6.Recurso parcialmente provido.

(CNJ – RA – Recurso Administrativo em PCA – Procedimento de Controle Administrativo – 0009485-53.2020.2.00.0000 – Rel. CANDICE LAVOCAT GALVÃO JOBIM – 89ª Sessão Virtual – julgado em 25/06/2021).

A decisão põe uma pá de cal na divergência que remanescia. Não sobram mais dúvidas acerca da possibilidade e da primazia conferida ao exequente em indicar leiloeiro, quando de seu interesse. Contudo, ainda pode o magistrado rejeitar a escolha apontada, desde que fundamente sua decisão, como pontuado pelo CNJ.

Embora não abordado no acórdão lavrado, entende-se mais adequada a interpretação conferida por Didier Jr. et. al. (supra) de que são razões para justificar a rejeição do profissional indicado a existência de fraude à lei ou a simulação na indicação feita, em consonância com o art. 142 do CPC. Situações de má-fé, em que se percebe que o credor usa do processo e de sua prerrogativa para fins ilícitos.
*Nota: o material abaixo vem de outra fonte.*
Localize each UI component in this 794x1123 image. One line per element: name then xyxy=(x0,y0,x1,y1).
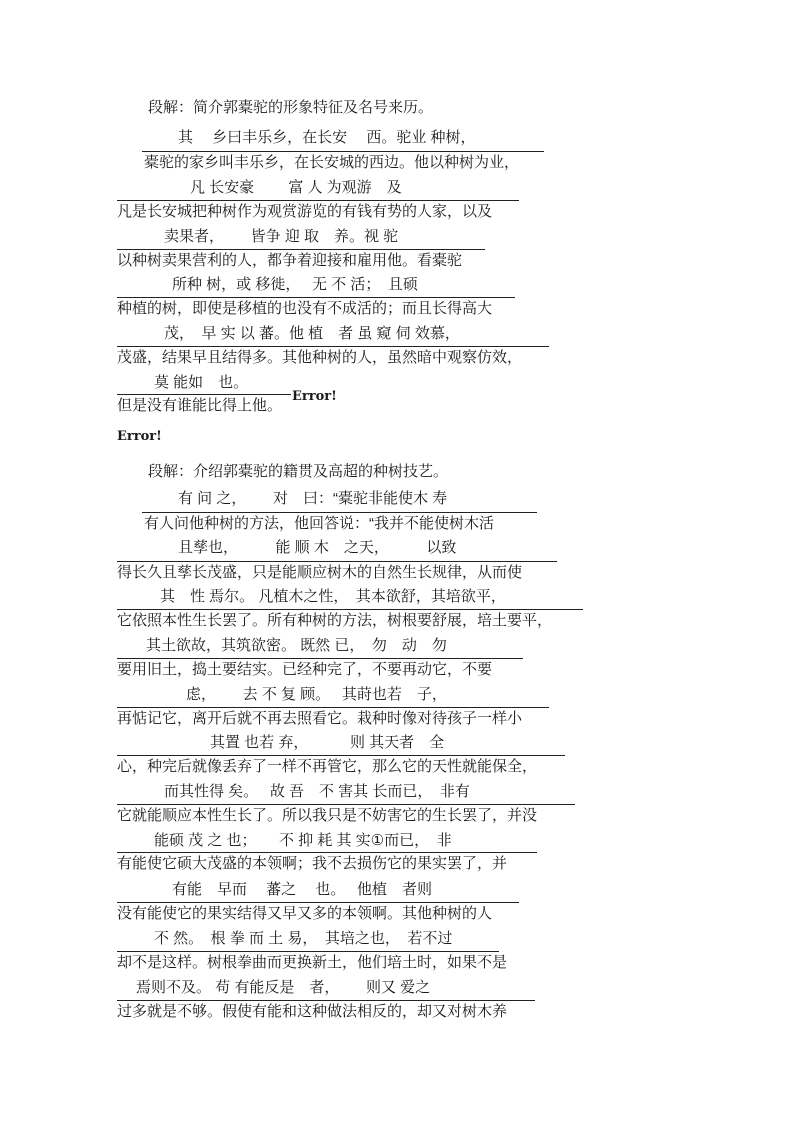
translation-line: 橐驼的家乡叫丰乐乡，在长安城的西边。他以种树为业， xyxy=(144,154,520,171)
translation-line: 以种树卖果营利的人，都争着迎接和雇用他。看橐驼 xyxy=(117,252,463,269)
translation-line: 种植的树，即使是移植的也没有不成活的；而且长得高大 xyxy=(117,300,493,317)
underline-rule xyxy=(117,297,515,298)
translation-line: 要用旧土，捣土要结实。已经种完了，不要再动它，不要 xyxy=(117,661,493,678)
original-line: 有能 早而 蕃之 也。 他植 者则 xyxy=(172,881,433,898)
original-line: 所种 树，或 移徙， 无 不 活； 且硕 xyxy=(172,276,418,293)
original-line: 茂， 早 实 以 蕃。他 植 者 虽 窥 伺 效慕， xyxy=(164,325,460,342)
translation-line: 过多就是不够。假使有能和这种做法相反的，却又对树木养 xyxy=(117,1003,508,1020)
underline-rule xyxy=(117,200,519,201)
original-line: 莫 能如 也。 xyxy=(154,374,249,391)
original-line: 其 性 焉尔。 凡植木之性， 其本欲舒，其培欲平， xyxy=(160,588,506,605)
underline-rule xyxy=(117,249,485,250)
underline-rule xyxy=(117,609,583,610)
underline-rule xyxy=(142,151,544,152)
original-line: 而其性得 矣。 故 吾 不 害其 长而已， 非有 xyxy=(164,783,470,800)
field-error-marker: Error! xyxy=(117,429,162,444)
original-line: 且孳也， 能 顺 木 之天， 以致 xyxy=(178,539,457,556)
original-line: 卖果者， 皆争 迎 取 养。视 驼 xyxy=(164,228,399,245)
underline-rule xyxy=(117,804,575,805)
original-line: 其 乡曰丰乐乡，在长安 西。驼业 种树， xyxy=(178,129,476,146)
translation-line: 但是没有谁能比得上他。 xyxy=(117,397,283,414)
translation-line: 茂盛，结果早且结得多。其他种树的人，虽然暗中观察仿效， xyxy=(117,349,523,366)
original-line: 凡 长安豪 富 人 为观游 及 xyxy=(190,179,402,196)
original-line: 其土欲故，其筑欲密。 既然 已， 勿 动 勿 xyxy=(146,637,447,654)
translation-line: 有人问他种树的方法，他回答说：“我并不能使树木活 xyxy=(144,515,494,532)
original-line: 虑， 去 不 复 顾。 其莳也若 子， xyxy=(186,686,447,703)
underline-rule xyxy=(117,755,565,756)
underline-rule xyxy=(117,1000,535,1001)
original-line: 能硕 茂 之 也； 不 抑 耗 其 实①而已， 非 xyxy=(154,832,452,849)
translation-line: 得长久且孳长茂盛，只是能顺应树木的自然生长规律，从而使 xyxy=(117,564,523,581)
underline-rule xyxy=(117,561,557,562)
translation-line: 它依照本性生长罢了。所有种树的方法，树根要舒展，培土要平， xyxy=(117,612,553,629)
underline-rule xyxy=(117,394,291,395)
translation-line: 有能使它硕大茂盛的本领啊；我不去损伤它的果实罢了，并 xyxy=(117,855,508,872)
translation-line: 凡是长安城把种树作为观赏游览的有钱有势的人家，以及 xyxy=(117,203,493,220)
underline-rule xyxy=(117,902,519,903)
original-line: 不 然。 根 拳 而 土 易， 其培之也， 若不过 xyxy=(154,930,453,947)
original-line: 有 问 之， 对 曰：“橐驼非能使木 寿 xyxy=(178,490,448,507)
original-line: 焉则不及。 苟 有能反是 者， 则又 爱之 xyxy=(136,979,431,996)
translation-line: 再惦记它，离开后就不再去照看它。栽种时像对待孩子一样小 xyxy=(117,710,523,727)
translation-line: 它就能顺应本性生长了。所以我只是不妨害它的生长罢了，并没 xyxy=(117,807,538,824)
section1-heading: 段解：简介郭橐驼的形象特征及名号来历。 xyxy=(148,99,434,116)
original-line: 其置 也若 弃， 则 其天者 全 xyxy=(210,734,445,751)
translation-line: 没有能使它的果实结得又早又多的本领啊。其他种树的人 xyxy=(117,905,493,922)
translation-line: 却不是这样。树根拳曲而更换新土，他们培土时，如果不是 xyxy=(117,954,508,971)
field-error-marker: Error! xyxy=(292,389,337,404)
underline-rule xyxy=(142,512,537,513)
underline-rule xyxy=(117,707,549,708)
underline-rule xyxy=(117,346,549,347)
translation-line: 心，种完后就像丢弃了一样不再管它，那么它的天性就能保全， xyxy=(117,758,538,775)
underline-rule xyxy=(117,658,523,659)
underline-rule xyxy=(117,951,499,952)
section2-heading: 段解：介绍郭橐驼的籍贯及高超的种树技艺。 xyxy=(148,463,449,480)
underline-rule xyxy=(117,852,537,853)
Afora essas hipóteses, quer dizer, em não havendo vícios na indicação do profissional apontado pelo exequente, não subsistiriam motivos para o juiz indeferir a escolha feita e impor o sorteio dentre os auxiliares do juízo cadastrados junto ao tribunal.

Em conclusão, é seguro dizer que consoante doutrina mais abalizada e a mais recente orientação do Conselho Nacional de Justiça, a leitura que os tribunais devem lançar sobre os arts. 879 e seguintes do CPC é aquela que, segundo a mens legis, assegura a autonomia do credor para escolher leiloeiro de confiança, caso vislumbre seja essa a medida mais eficaz para satisfação da execução.

 

REFERÊNCIAS: 

[1] DIDIER JR., Fredie; CUNHA, Leonardo Carneiro da; BRAGA, Paula Sarno; OLIVEIRA, Rafael Alexandria de. Curso de Direito Processual Civil. V. 5., 7. ed. Salvador: JusPodivm, 2017, p. 925.

[2] THEODORO JÚNIOR, Humberto; OLIVEIRA, Fernanda Alvim Ribeiro de; REZENDE, Ester Camila Gomes Norato (Coord.). Primeiras lições sobre o Novo Direito Processual Civil Brasileiro. Rio de Janeiro: Forense, 2015, p. 633.